There’s no problem with Carney’s company seeking to invest in and profit from oil pipelines in foreign countries, so long as they also support pipelines in Carney’s ‘home country’ of Canada.

That too, would be consistent.

But instead of consistency, Carney offers hypocrisy.

Oil sector jobs in Canada = Bad.

Oil sector jobs in foreign countries = Good.

Canadian virtue-signalling

In many ways, Carney’s hypocrisy is simply another example of Canada’s rampant virtue-signalling.

We see this attitude in how Justin Trudeau is willing to accuse Canadians of genocide, yet won’t say the same about China or ISIS.

We see this attitude in how our elitist political class opposes Canadian pipelines, but is glad to import oil from places like Saudi Arabia.

And we see it in how prominent Canadian ‘environmentalists’ lecture everyone while enjoying a life of luxury that features a massive carbon footprint.

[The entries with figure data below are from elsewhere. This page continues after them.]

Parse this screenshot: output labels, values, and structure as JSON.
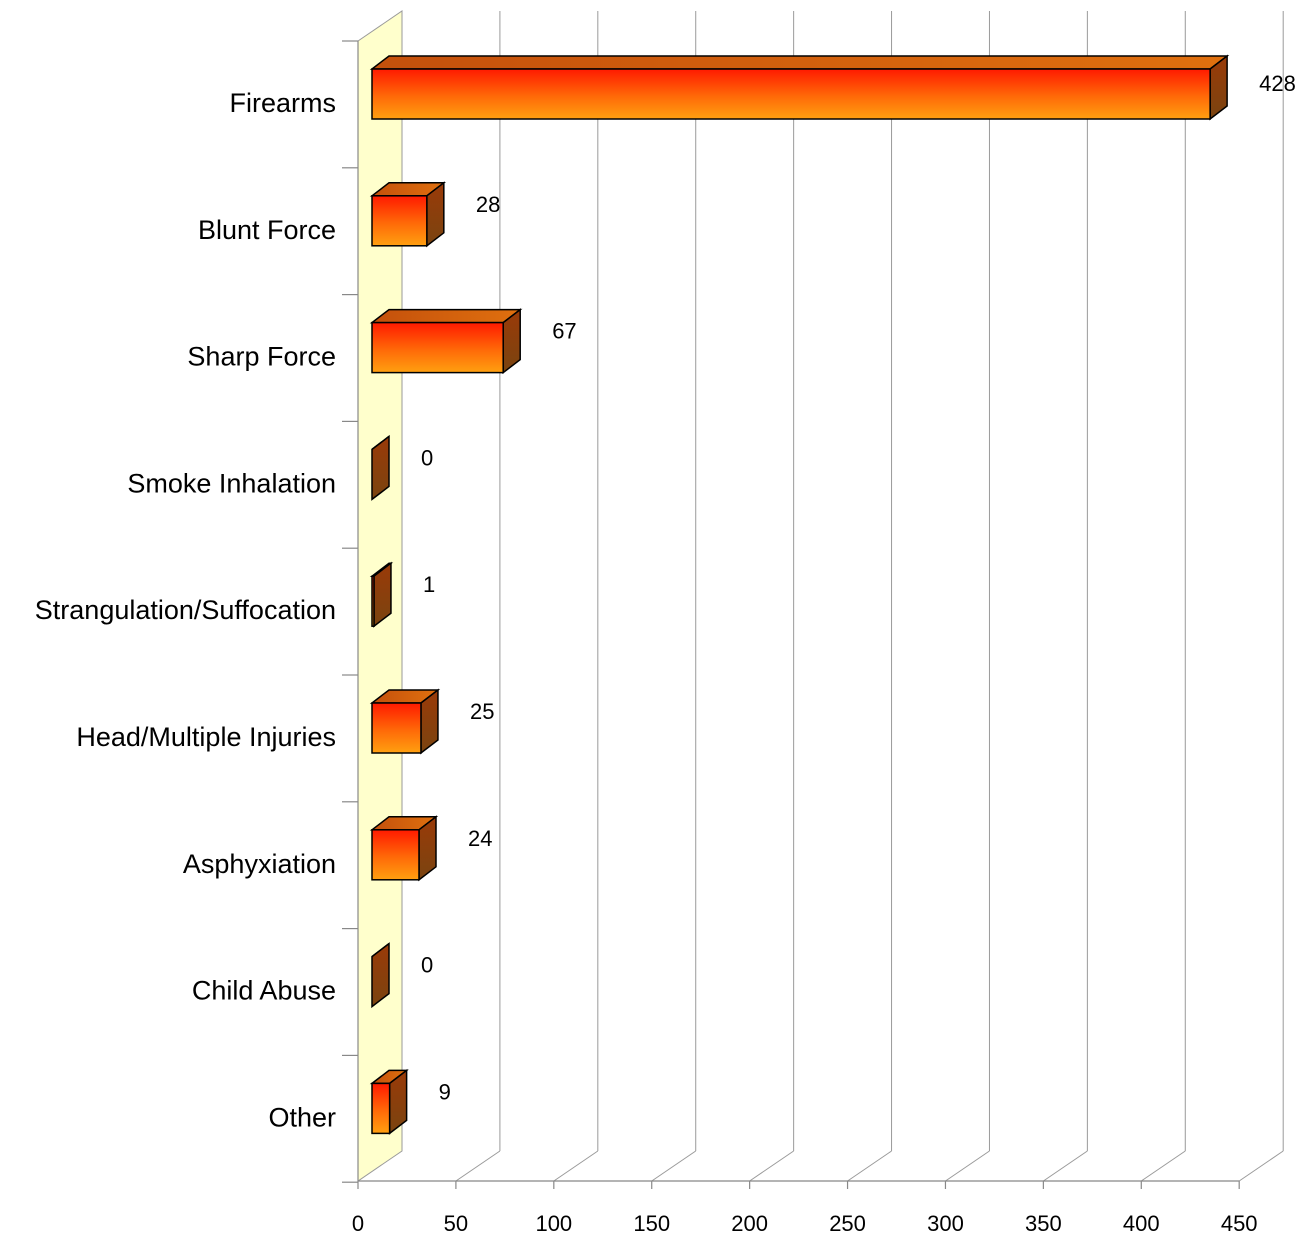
{
  "chart_data": {
    "type": "bar",
    "orientation": "horizontal",
    "three_d": true,
    "categories": [
      "Firearms",
      "Blunt Force",
      "Sharp Force",
      "Smoke Inhalation",
      "Strangulation/Suffocation",
      "Head/Multiple Injuries",
      "Asphyxiation",
      "Child Abuse",
      "Other"
    ],
    "values": [
      428,
      28,
      67,
      0,
      1,
      25,
      24,
      0,
      9
    ],
    "data_labels": [
      "428",
      "28",
      "67",
      "0",
      "1",
      "25",
      "24",
      "0",
      "9"
    ],
    "title": "",
    "xlabel": "",
    "ylabel": "",
    "xlim": [
      0,
      450
    ],
    "xticks": [
      0,
      50,
      100,
      150,
      200,
      250,
      300,
      350,
      400,
      450
    ],
    "xtick_labels": [
      "0",
      "50",
      "100",
      "150",
      "200",
      "250",
      "300",
      "350",
      "400",
      "450"
    ],
    "grid": true,
    "legend": "none",
    "colors": {
      "bar_top_edge": "#ff1a00",
      "bar_bottom_edge": "#ff9a10",
      "bar_side": "#8a3e0c",
      "bar_top_face": "#d4620e",
      "back_wall": "#ffffcc",
      "gridline": "#9a9a9a"
    }
  }
}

In all these things, they expect us to act like serfs who notice the hypocrisy of a feudal lord:

Be quiet, put your head down, and ‘listen to your betters.’

Of course, that attitude is completely in opposition to the idea of democracy, where our leaders are supposed to serve us and be held accountable.

Thus, the same people who claim to be so concerned about the supposed ‘decline of democracy’ are themselves the biggest contributors to that decline, by embracing an arrogant hypocrisy that destroys trust in our leaders, generates more anger, outrage, and division, and employs gaslighting and a sense of helplessness as people witness hypocrisy and are expected to pretend it doesn’t exist.

As long as we continue to allow hypocritical ‘leaders’ to oppose our national interest, Canada will never achieve our full potential, and will remain in danger of breaking apart.